Ева принесла из спальни стул, кое-как взобралась на него и тщательно осмотрела в зеркале каждый дюйм своего тела. Внешних признаков изнасилования было немного. Воспаленное темно-красное пятно на груди и синяки на запястьях. Еще тянуло бедра, но это можно пережить. Ей хотелось прополоскать рот, встать под душ и отскрести себя дочиста, но она знала, что этого делать нельзя. Нужно, чтобы взяли пробы, которые потом будут профессионально проанализированы и задокументированы. Это единственный способ найти и наказать того, кто надругался над ней.

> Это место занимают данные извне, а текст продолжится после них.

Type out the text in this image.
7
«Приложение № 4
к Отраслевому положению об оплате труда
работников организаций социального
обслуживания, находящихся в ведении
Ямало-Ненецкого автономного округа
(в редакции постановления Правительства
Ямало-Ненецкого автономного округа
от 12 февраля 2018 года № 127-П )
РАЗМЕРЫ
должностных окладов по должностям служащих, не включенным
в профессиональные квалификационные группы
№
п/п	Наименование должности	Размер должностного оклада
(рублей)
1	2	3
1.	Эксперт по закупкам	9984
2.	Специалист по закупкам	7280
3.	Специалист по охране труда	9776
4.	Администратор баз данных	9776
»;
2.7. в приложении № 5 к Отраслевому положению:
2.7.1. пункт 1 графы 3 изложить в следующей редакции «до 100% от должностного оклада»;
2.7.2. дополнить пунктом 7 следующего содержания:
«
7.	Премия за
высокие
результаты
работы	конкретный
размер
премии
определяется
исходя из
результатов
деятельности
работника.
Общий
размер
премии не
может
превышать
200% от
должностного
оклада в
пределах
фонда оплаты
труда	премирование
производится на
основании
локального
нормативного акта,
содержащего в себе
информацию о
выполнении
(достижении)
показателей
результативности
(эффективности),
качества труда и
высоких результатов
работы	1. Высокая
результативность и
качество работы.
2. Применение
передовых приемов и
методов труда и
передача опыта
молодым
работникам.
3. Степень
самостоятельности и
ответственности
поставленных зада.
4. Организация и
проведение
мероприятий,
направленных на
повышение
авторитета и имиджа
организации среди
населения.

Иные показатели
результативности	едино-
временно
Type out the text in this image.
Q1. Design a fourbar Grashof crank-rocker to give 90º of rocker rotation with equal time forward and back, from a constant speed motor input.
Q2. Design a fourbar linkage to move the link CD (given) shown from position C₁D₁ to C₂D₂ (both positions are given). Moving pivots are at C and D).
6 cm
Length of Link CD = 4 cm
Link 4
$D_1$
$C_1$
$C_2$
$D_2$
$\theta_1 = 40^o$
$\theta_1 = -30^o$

Она уже собиралась одеться, когда внизу раздался стук в дверь. Мгновение спустя повернулся ключ в замке, после чего послышался женский голос:
— Ева! Это Мелисса. Вы проснулись?
— Минутку, я сейчас спущусь, — поспешно ответила она.
Еще не хватало, чтобы Мелисса поднялась в спальню.
Она надела халат и вышла на площадку перед лестницей. Мелисса снизу смотрела на нее.